Special Report: Tri-State's Most Wanted

Special Report: Tri-State's Most Wanted

EVANSVILLE, IN (WFIE) - You hear about the most wanted criminals, but what about the stuff criminals want most?

We found it's anything that can be stolen quickly and easily, then converted to cash.

Terry Bolin found that out the hard way. He always locks his car doors, except the time he didn't.

"They just went through the glove boxes and threw everything out, looking for things that they might be able to sell," said Bolin.

Officer Eric Krogman is one of nine crime prevention officers in the Evansville Police Department.

He says It's not hard to guess the number one thing criminals want.

"Cash is king, and cash is the easiest thing," said Officer Krogman.

Then there are the things that can be easily sold for cash, especially if it's easy pickings.

"If there are items in plain view, a purse, a wallet, you name it. That's going to be a pretty easy thing for them to obtain and get on down the street," said Officer Krogman.

Tom Littlepage gets on down the street on a regular basis, for a very different reason.

"I can go on any street inside of our boundaries and 'go good guy, bad guy, good guy, bad guy, neutral guy,'" said Littlepage.

Littlepage is the president of the Southeast Side Neighborhood Association. He's says alarms, personal firearms and dogs are all good deterrents to crime, but the best alarm system is an organized neighborhood where people know each other and work together when the criminals invade.

"If they come through here, and all the cars are locked, and all the doors are locked, and houses, and everybody's looking out for each other, they make a note, 'don't go back there, let's go three streets over,' and then they go three streets over, and then they mess with people who are not organized," said Littlepage.

Littlepage has two simple rules for protecting your car. Lock it, and don't leave valuables inside.

As for your house, Officer Krogman says replace those half-inch screws in your dead bolt with three inches screws because those little ones make it easy to break your door down.

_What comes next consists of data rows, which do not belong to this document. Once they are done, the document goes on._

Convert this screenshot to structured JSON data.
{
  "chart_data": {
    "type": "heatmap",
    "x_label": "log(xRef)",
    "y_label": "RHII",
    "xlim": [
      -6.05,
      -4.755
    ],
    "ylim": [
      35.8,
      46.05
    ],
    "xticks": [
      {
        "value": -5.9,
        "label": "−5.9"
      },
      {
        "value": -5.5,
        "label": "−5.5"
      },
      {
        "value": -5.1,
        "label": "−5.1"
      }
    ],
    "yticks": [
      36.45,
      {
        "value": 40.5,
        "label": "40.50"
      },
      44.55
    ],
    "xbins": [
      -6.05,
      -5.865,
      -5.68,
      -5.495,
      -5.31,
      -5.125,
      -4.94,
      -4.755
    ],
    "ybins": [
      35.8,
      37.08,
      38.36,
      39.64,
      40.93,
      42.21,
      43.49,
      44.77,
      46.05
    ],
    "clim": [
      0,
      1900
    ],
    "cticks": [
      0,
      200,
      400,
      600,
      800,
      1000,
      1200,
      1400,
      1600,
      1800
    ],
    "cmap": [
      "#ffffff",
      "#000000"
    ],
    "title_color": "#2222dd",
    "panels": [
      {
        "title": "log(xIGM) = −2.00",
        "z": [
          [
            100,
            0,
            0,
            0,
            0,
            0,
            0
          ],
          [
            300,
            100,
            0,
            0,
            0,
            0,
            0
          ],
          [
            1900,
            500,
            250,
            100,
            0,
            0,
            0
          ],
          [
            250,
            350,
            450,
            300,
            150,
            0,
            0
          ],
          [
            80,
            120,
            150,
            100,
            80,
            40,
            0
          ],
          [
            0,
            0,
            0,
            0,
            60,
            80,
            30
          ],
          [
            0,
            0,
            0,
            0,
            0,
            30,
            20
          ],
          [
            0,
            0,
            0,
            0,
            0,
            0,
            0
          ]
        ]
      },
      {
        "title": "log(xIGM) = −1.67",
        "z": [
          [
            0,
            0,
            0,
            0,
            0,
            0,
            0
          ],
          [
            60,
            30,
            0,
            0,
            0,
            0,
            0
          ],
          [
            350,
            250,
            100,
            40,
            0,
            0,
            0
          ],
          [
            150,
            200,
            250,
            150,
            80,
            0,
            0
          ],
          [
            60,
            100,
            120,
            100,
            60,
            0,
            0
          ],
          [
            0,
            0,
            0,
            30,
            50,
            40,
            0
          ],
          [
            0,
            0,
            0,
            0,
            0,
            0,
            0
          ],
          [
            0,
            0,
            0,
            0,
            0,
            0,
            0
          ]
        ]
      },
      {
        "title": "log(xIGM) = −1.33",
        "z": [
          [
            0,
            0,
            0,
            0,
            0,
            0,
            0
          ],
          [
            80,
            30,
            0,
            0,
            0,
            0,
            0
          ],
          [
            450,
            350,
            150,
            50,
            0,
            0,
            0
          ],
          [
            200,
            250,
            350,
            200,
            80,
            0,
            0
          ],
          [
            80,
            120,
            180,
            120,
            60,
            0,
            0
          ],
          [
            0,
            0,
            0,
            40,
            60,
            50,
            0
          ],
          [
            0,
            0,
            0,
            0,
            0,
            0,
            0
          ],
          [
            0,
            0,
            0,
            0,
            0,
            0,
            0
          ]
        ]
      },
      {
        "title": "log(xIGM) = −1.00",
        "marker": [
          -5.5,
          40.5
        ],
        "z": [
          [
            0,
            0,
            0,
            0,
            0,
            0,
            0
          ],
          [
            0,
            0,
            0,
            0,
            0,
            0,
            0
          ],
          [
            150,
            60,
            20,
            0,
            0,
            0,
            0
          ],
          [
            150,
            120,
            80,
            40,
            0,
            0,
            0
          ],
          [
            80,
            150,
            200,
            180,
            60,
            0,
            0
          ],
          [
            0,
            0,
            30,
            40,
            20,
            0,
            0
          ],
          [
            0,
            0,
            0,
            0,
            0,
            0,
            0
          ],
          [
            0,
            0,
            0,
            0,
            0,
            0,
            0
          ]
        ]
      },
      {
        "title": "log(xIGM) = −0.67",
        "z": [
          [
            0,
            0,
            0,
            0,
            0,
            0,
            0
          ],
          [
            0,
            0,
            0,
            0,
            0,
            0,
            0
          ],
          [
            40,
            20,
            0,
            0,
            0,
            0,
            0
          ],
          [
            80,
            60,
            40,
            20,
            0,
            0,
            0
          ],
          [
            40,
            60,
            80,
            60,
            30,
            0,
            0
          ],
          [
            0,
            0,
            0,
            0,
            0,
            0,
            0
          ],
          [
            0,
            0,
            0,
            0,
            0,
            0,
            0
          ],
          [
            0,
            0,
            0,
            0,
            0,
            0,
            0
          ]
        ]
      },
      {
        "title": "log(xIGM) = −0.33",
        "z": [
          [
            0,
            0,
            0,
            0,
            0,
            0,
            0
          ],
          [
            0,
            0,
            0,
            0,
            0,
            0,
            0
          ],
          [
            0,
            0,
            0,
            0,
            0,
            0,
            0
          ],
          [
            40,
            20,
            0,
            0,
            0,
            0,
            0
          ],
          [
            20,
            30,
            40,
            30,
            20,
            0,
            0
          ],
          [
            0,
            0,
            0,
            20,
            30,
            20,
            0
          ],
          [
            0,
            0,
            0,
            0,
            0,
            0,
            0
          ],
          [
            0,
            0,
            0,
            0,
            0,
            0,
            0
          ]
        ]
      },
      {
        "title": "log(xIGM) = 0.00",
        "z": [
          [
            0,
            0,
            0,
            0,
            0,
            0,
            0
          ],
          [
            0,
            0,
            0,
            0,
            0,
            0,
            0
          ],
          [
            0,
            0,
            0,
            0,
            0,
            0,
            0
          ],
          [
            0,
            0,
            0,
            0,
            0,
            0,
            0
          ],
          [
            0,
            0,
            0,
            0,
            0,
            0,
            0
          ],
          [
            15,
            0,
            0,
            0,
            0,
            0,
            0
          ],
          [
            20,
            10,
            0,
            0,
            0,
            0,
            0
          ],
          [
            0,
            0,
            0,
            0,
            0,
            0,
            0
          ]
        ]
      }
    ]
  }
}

"Whereas if you put these three inch screws in, they're into that 2x4 that's in the wall. It makes it so much more difficult to get that door open," said Officer Krogman.

All this is about being pro-active, getting involved, and becoming a hard target instead of a sitting duck.

"They want to come home, put their earbuds in, watch Netflix, and let the police handle it. If that's your strategy, well, good luck, you're probably going to be a victim some day," said Littlepage.